Elle a rappelé que la priorité avait été donnée aux zones agricoles, avec une augmentation du nombre d’hectares ; une réduction générale des zones d’extension à l’urbanisation ainsi que des droits à construire en zones de frange (densification à 10% des zones urbaines de Marseille) ou encore un renforcement du pourcentage de pleine terre sur 8700 hectares à Marseille, soit 64% de la zone urbaine marseillaise.

Quant à l’étalement urbain, « il se fait en fonction d’une logique urbanisme-transports ». Pour répondre aux critiques sur les équipements publics, elle a choisi d’évoquer le cas de la nouvelle école Ruffi*. Laure-Agnès Caradec a déclaré que cet établissement accueillera 254 élèves des écoles actuelles environnantes et du parc habité qui comptent 25% de logements sociaux.

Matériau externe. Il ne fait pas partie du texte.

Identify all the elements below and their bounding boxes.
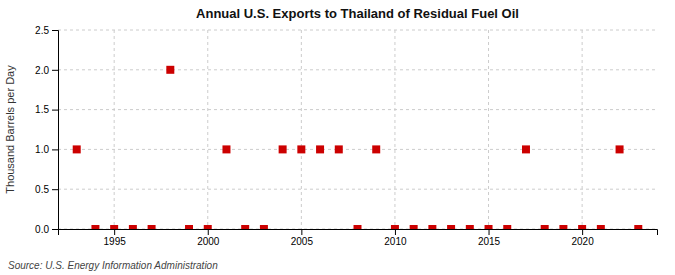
tick-label: 2.5 xyxy=(35,25,49,36)
grid-line-y xyxy=(58,30,657,31)
grid-line-x xyxy=(114,30,115,229)
tick: 2000 xyxy=(197,229,220,247)
tick-label: 1.0 xyxy=(35,144,49,155)
point xyxy=(503,225,511,229)
title: Annual U.S. Exports to Thailand of Resid… xyxy=(196,6,519,21)
point xyxy=(485,225,493,229)
tick-mark xyxy=(301,229,302,235)
tick-mark xyxy=(52,229,58,230)
tick-label: 2020 xyxy=(572,236,595,247)
point xyxy=(354,225,362,229)
grid-line-x xyxy=(207,30,208,229)
tick: 2.0 xyxy=(35,65,58,76)
point xyxy=(541,225,549,229)
tick-mark xyxy=(52,30,58,31)
point xyxy=(410,225,418,229)
x-axis: 1995 2000 2005 2010 2015 2020 xyxy=(59,229,658,247)
grid-line-x xyxy=(394,30,395,229)
point xyxy=(91,225,99,229)
grid-line-y xyxy=(58,109,657,110)
grid-line-x xyxy=(488,30,489,229)
tick-label: 2010 xyxy=(384,236,407,247)
point xyxy=(597,225,605,229)
points xyxy=(73,66,643,229)
point xyxy=(185,225,193,229)
chart-container: 1995 2000 2005 2010 2015 2020 0.0 0.5 1.0 1.5 2.0 2… xyxy=(0,0,675,275)
point xyxy=(297,145,305,153)
tick: 0.5 xyxy=(35,184,58,195)
grid-line-y xyxy=(58,69,657,70)
tick-mark xyxy=(52,110,58,111)
tick-label: 1995 xyxy=(104,236,127,247)
point xyxy=(634,225,642,229)
point xyxy=(73,145,81,153)
point xyxy=(260,225,268,229)
tick: 2.5 xyxy=(35,25,58,36)
grid-line-x xyxy=(301,30,302,229)
axis-line xyxy=(52,31,59,230)
point xyxy=(166,66,174,74)
tick-label: 0.0 xyxy=(35,224,49,235)
point xyxy=(279,145,287,153)
tick: 0.0 xyxy=(35,224,58,235)
tick-label: 2000 xyxy=(197,236,220,247)
point xyxy=(428,225,436,229)
point xyxy=(335,145,343,153)
grid xyxy=(58,30,657,229)
tick-label: 2015 xyxy=(478,236,501,247)
point xyxy=(616,145,624,153)
point xyxy=(447,225,455,229)
grid-line-x xyxy=(582,30,583,229)
point xyxy=(559,225,567,229)
point xyxy=(204,225,212,229)
tick-mark xyxy=(489,229,490,235)
plot-area: 1995 2000 2005 2010 2015 2020 0.0 0.5 1.0 1.5 2.0 2… xyxy=(35,25,657,247)
tick-mark xyxy=(395,229,396,235)
tick-label: 2005 xyxy=(291,236,314,247)
point xyxy=(522,145,530,153)
tick-mark xyxy=(582,229,583,235)
point xyxy=(372,145,380,153)
grid-line-y xyxy=(58,189,657,190)
tick: 2020 xyxy=(572,229,595,247)
tick: 1.5 xyxy=(35,104,58,115)
tick: 2015 xyxy=(478,229,501,247)
point xyxy=(222,145,230,153)
tick-label: 1.5 xyxy=(35,104,49,115)
tick-mark xyxy=(52,70,58,71)
axis-line xyxy=(59,230,658,236)
point xyxy=(129,225,137,229)
source-note: Source: U.S. Energy Information Administ… xyxy=(8,260,218,271)
grid-line-y xyxy=(58,149,657,150)
tick-mark xyxy=(52,149,58,150)
tick-label: 2.0 xyxy=(35,65,49,76)
y-axis: 0.0 0.5 1.0 1.5 2.0 2.5 xyxy=(35,25,58,235)
tick: 2005 xyxy=(291,229,314,247)
point xyxy=(578,225,586,229)
tick: 1.0 xyxy=(35,144,58,155)
tick-mark xyxy=(52,189,58,190)
point xyxy=(316,145,324,153)
point xyxy=(391,225,399,229)
point xyxy=(148,225,156,229)
tick-label: 0.5 xyxy=(35,184,49,195)
tick-mark xyxy=(114,229,115,235)
y-axis-label: Thousand Barrels per Day xyxy=(4,65,16,194)
tick: 2010 xyxy=(384,229,407,247)
point xyxy=(110,225,118,229)
tick: 1995 xyxy=(104,229,127,247)
point xyxy=(241,225,249,229)
chart-svg: 1995 2000 2005 2010 2015 2020 0.0 0.5 1.0 1.5 2.0 2… xyxy=(0,0,675,275)
tick-mark xyxy=(208,229,209,235)
point xyxy=(466,225,474,229)
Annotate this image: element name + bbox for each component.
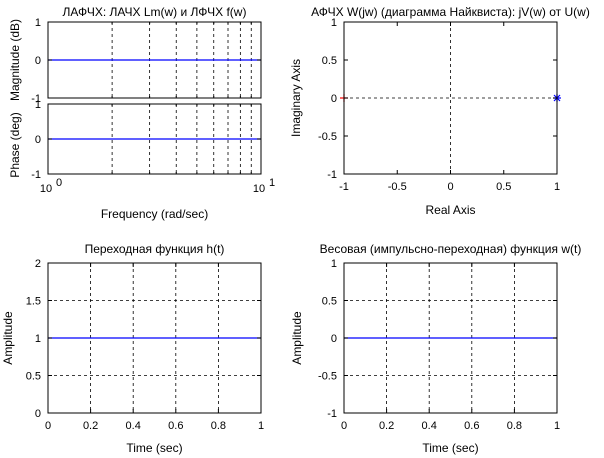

Le PLUI adopté, après le contrôle de légalité de la part de l’Etat et les ultimes mesures de publicité réglementaires, le PLUi sera opposable et rendu public, fin janvier 2020 « car c’est un document vivant ».


*La contestation s’était élevée contre une délibération du conseil municipal du 25 novembre dernier sur la sectorisation des écoles, indiquant que les élèves du quartier devront rester dans leurs préfabriqués, alors qu’un nouvel établissement ouvrira ses portes à la rentrée prochaine, à seulement quelques centaines de mètres de leur école. 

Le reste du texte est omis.